Keep in mind too that the share of households that own their homes outright, without a mortgage balance, has increased. It rose to about 40 percent according to the 2024-2025 Census figures, up from 33.4 percent in the 2010-2014 period. For this cohort, the good news is that every dollar increase in home prices feeds into their housing equity, enabling a faster buildup of wealth for homeowners entering retirement age and beyond. That should accelerate a trend that has been underway for some time and sustain the wealth effect on consumption. The home, of course, is not a liquid asset, but it can be used as collateral for borrowing and encourages homeowners to save less and spend more. The bad news is that it nurtures the bifurcation of the consumer sector, widening the purchasing power divide between those who own homes and financial assets and those who do not.

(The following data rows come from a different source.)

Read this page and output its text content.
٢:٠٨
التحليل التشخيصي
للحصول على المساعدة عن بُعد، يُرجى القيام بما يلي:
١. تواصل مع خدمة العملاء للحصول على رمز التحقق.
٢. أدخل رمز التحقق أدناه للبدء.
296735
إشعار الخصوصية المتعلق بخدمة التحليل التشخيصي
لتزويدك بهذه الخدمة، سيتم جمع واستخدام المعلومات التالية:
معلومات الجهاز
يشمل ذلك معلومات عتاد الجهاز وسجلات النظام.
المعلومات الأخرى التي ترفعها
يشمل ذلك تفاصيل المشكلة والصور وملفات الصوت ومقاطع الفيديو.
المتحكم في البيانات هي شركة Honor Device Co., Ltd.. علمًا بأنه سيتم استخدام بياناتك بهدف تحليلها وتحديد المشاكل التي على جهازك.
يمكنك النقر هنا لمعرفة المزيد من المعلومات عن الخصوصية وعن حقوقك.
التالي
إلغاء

That makes the upcoming jobs reports loom larger in importance for the Fed, which is keenly aware that people with little or no assets (real or financial) rely entirely on incomes to support spending. Most of their income, in turn, derives from wages and salaries, with an assist from government transfers. Rising concerns over a softening job market encouraged the Fed to cut rates three times since September. But those fears abated with more recent evidence that labor conditions are holding firm, highlighted by the blockbuster surge in payrolls in January. Following that report and few signs that inflation is receding, the Fed moved to the sidelines in January and is expected to stay there at the upcoming March 17-18 meeting.
That confab will also present the quarterly projections by Fed officials of where they see growth, inflation and unemployment heading for the rest of the year, as well as their longer-term outlook. There will be two more jobs reports prior to that meeting, including the February reading scheduled for next Friday. All eyes will be on whether the January payroll surge was sustained or erased by revisions and/or a major setback in February. There continues to be high-profile layoff announcements, but so far they have not translated into a higher unemployment rate. The weekly data on first-time claims for jobless benefits remain low, indicating that the unemployment rate will remain so as well for February. But an unexpected spike will no doubt raise the odds of a rate cut sooner rather than later.
Importantly, the report will give us another glimpse as to how worker earnings are holding up, a critical influence that will drive spending of the less wealthy household segment. The good news is that worker earnings are still outpacing inflation by about 1 percent. That bad news is that earnings growth is slowing, even as inflation remains sticky, narrowing that gap. With low-income households about to receive an infusion of refunds from last year’s tax legislation, a buffer to support spending through at least the spring will be hitting bank accounts. That impact will fade thereafter, but we expect that inflation will also recede over the second half of the year, allowing the Fed to soften the blow from lost purchasing power by resuming its rate- cutting campaign.